The architecture diagram shows the key modules required for the framework to handle incoming backend tasks in a distributed manner with high performance and good HA capability. These modules are:
- Global task queue: used to store the backend tasks' runtime information.
- Global subtask queue: used to store TiDB node-level subtask runtime information. It is split from the task handle data and is a TiDB node-level executor unit.
- Dispatcher: task runtime owner. It generates planner for tasks, monitors task runtime status, and pushes tasks into the next stage of execution.
- Scheduler: TiDB node-level subtask runtime owner.

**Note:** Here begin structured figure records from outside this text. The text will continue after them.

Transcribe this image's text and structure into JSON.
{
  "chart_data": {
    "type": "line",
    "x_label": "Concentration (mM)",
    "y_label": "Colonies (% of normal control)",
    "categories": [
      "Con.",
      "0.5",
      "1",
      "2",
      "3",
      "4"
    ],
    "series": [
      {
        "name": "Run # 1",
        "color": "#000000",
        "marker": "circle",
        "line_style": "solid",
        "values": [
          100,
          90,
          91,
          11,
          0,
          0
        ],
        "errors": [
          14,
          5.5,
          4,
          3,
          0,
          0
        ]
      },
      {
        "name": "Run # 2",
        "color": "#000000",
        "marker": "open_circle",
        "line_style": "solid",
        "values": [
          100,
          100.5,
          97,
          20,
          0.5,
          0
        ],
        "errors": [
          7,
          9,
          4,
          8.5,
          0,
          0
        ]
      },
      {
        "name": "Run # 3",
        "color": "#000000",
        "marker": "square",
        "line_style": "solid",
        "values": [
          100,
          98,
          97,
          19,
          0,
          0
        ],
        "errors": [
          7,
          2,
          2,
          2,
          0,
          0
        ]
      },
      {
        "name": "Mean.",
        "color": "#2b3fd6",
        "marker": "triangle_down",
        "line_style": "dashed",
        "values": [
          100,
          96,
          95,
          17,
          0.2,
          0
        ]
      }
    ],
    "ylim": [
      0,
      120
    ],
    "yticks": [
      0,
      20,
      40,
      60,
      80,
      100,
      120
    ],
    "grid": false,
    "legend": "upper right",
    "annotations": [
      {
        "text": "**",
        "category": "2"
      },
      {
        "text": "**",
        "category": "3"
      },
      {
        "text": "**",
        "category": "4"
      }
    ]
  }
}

It picks up one subtask and runs it on one TiDB node in parallel ways, sets subtask status, monitors task status, and determines what to do next.

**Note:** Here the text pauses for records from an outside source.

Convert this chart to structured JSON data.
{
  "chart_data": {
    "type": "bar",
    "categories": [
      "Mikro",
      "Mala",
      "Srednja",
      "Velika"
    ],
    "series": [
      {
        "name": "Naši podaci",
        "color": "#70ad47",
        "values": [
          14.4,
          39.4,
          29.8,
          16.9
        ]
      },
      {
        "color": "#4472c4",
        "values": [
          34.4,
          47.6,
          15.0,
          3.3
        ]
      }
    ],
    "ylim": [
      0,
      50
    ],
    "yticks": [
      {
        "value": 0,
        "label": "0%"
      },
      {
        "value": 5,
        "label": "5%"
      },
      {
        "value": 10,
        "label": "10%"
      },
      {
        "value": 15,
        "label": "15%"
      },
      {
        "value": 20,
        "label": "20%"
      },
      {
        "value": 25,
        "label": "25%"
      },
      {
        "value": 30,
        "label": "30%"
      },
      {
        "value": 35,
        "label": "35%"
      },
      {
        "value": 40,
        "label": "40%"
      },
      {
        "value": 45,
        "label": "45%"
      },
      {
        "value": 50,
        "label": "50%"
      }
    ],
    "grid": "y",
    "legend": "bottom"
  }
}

- Subtask executor: the real worker that executes a slice of a subtask and returns the result and error, if any, back to the scheduler.

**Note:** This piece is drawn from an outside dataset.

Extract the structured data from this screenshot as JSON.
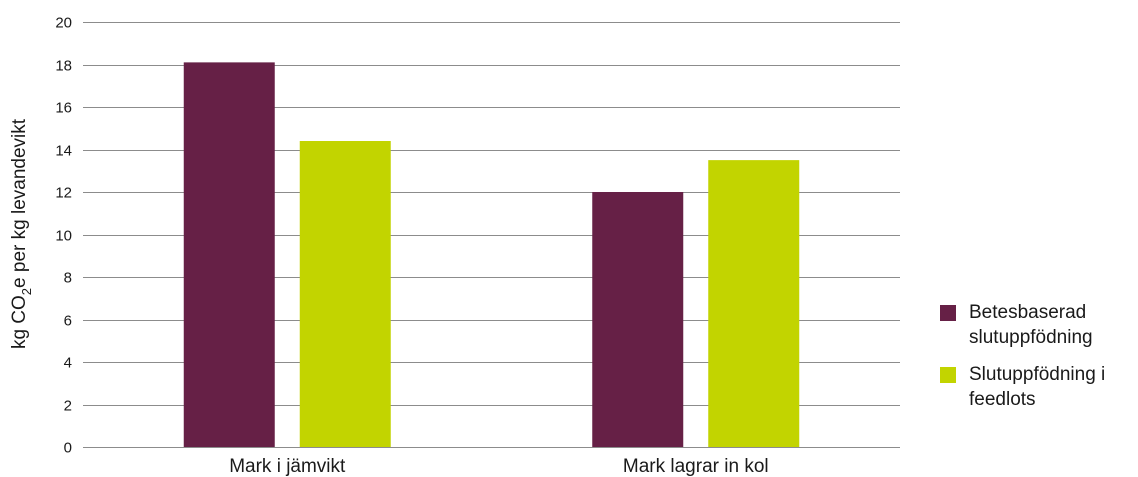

- Resource pool: For the dispatcher, scheduler, and executor, we limit them into a pool according to class. a global resource manager take care of limit the framework runtime resource usage quantity.
This section introduces the data structures and interfaces that define the detail design of the framework.
The system variable tidb_enable_dist_task
is used to enable/disable the framework.
mysql> set global tidb_enable_dist_task = ON|OFF;
In implementation, the following two tables are used to represent the global task queue and global subtask queue:
Name | Type | Memo |
---|---|---|
id | BIGINT(20) NOT NULL AUTO_INCREMENT PRIMARY KEY | |
task_key | VARCHAR(256) NOT NULL | |
type | VARCHAR(256) NOT NULL | |
dispatcher_id | VARCHAR(256) | |
state | VARCHAR(64) NOT NULL | |
start_time | TIMESTAMP | |
state_update_time | TIMESTAMP | |
meta | LONGBLOB | |
concurrency | INT(11) | |
step | INT(11) |
Name | Type | Memo |
---|---|---|
id | bigint not null auto_increment primary key | |
namespace | varchar(256) | |
task_key | varchar(256) | |
ddl_physical_tid | bigint(20) | |
type | int | |
exec_id | varchar(256) | |
exec_expired | timestamp | |
state | varchar(64) not null | |
checkpoint | longblob not null | |
start_time | bigint | |
state_update_time | bigint | |
meta | longblob |
Dispatcher
// Dispatch defines the interface for operations inside a dispatcher.
type Dispatch interface {
// Start enables dispatching and monitoring mechanisms.
Start()
// GetAllSchedulerIDs gets handles the task's all available instances.
GetAllSchedulerIDs(ctx context.Context, gTaskID int64) ([]string, error)
// Stop stops the dispatcher.
Stop()
}
Scheduler
// InternalScheduler defines the interface of an internal scheduler.
type InternalScheduler interface {
Start()
Stop()
Run(context.Context, *proto.Task) error
Rollback(context.Context, *proto.Task) error
}
// Scheduler defines the interface of a scheduler.
// User should implement this interface to define their own scheduler.
type Scheduler interface {
InitSubtaskExecEnv(context.Context) error
SplitSubtask(subtask []byte) []proto.MinimalTask
CleanupSubtaskExecEnv(context.Context) error
Rollback(context.Context) error
}
The phase I of the unified distributed parallel execution framework is currently planned as an experimental feature. This feature is designed to support the execution of Create index
or Add index
tasks in a distributed manner.
To enable distributed Add index
for DDL tasks, the following system variables and config parameters may be related:
System Variables:
- tidb_ddl_reorg_worker_cnt
- tidb_ddl_reorg_priority
- tidb_ddl_error_count_limit
- tidb_ddl_reorg_batch_size
Fast DDL Path:
Config parameter:
- Stabilize the framework capability and improve the user experience to make it more user-friendly and efficient for handling various tasks.
- Expand the supported backend tasks to include more types of operations such as
Load Data
,TTL
,Auto-Analyze
,Backup
,Restore
, and more. - Implement the ability to pause and resume tasks, which would allow users to easily control and manage the execution of tasks based on their requirements and priorities.
- Introduce a resource manager to provide better control and monitoring of the backend tasks' resource utilization, including CPU, memory usage. This will ensure that tasks are executed in a more optimized and efficient way.